Sur les chaînes TOLOnews, Ariana Television, Shamshad TV et 1TV, les concernées ont d'abord résisté. ​"Nos consoeurs craignent que si elles se couvrent le visage, la prochaine chose qu'on leur dira sera d'arrêter de travailler", déplorait la semaine dernière Abid Ehsas, chef des informations de Shamshad TV, comme relaté par le média. "C'est la raison pour laquelle elles n'ont pas respecté l'ordre jusqu'à présent".

Et puis, les pressions se sont faites plus sévères.

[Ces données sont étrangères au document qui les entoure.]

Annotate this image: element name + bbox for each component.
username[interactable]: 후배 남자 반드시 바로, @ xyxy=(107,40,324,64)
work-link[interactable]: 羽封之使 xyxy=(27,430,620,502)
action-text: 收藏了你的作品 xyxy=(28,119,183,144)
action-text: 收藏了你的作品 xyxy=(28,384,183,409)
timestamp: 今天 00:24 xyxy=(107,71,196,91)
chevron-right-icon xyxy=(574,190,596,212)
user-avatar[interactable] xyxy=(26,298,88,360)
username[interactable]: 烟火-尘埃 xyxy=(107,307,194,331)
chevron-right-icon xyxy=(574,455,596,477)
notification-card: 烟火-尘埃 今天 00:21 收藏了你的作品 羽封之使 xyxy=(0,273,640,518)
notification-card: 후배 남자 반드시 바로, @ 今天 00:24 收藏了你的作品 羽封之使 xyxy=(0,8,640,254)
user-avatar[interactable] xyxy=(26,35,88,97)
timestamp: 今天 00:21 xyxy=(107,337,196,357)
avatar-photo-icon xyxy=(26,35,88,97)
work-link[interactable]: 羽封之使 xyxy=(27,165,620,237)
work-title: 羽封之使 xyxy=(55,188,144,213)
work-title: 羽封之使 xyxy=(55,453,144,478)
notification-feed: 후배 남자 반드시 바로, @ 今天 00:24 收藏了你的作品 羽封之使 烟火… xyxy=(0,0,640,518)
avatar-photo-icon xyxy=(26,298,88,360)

"Il n'y a pas d'autre solution"

"Nous avons résisté et étions contre le port" du voile intégral, a affirmé Sonia Niazi une présentatrice de TOLOnews auprès de l'AFP. "Mais TOLOnews a subi des pressions, [les talibans] ont dit que toute présentatrice qui apparaissait à l'écran sans se couvrir le visage devait se voir confier un autre travail".

Des menaces que précise Khpolwak Sapai, directeur de la chaîne. "On nous a dit : vous êtes obligés de le faire. Vous devez le faire. Il n'y a pas d'autre solution", a-t-il déclaré, "J'ai été appelé au téléphone hier et on m'a dit en termes stricts de le faire. Donc, ce n'est pas par choix que nous le faisons, mais contraints et forcés". En solidarité, les hommes ont présenté les informations avec un masque sanitaire recouvrant le bas de leur visage.

Ce n'est pas la première interdiction ciblant l'audiovisuel. En novembre 2021, les chaînes ont été sommées d'interrompre la diffusion des séries ayant des femmes comme protagonistes, ou encore des films ""promouvant la culture et les traditions étrangères".

Le porte-parole du ministère de la Promotion de la vertu et de la Prévention du vice a de son côté affirmé que les autorités ne forceraient pas les présentatrices à démissionner. "Nous sommes heureux que les chaînes aient correctement exercé leur responsabilité", a-t-il ajouté.

A noter que, par ailleurs, les talibans ont ordonné que les employées du gouvernement soient, elles, licenciées si elles ne se pliaient pas au port au nouveau code vestimentaire, informe encore TV5 Monde. Tout comme les employés si leurs femmes ou leurs filles refusent de s'y soumettre.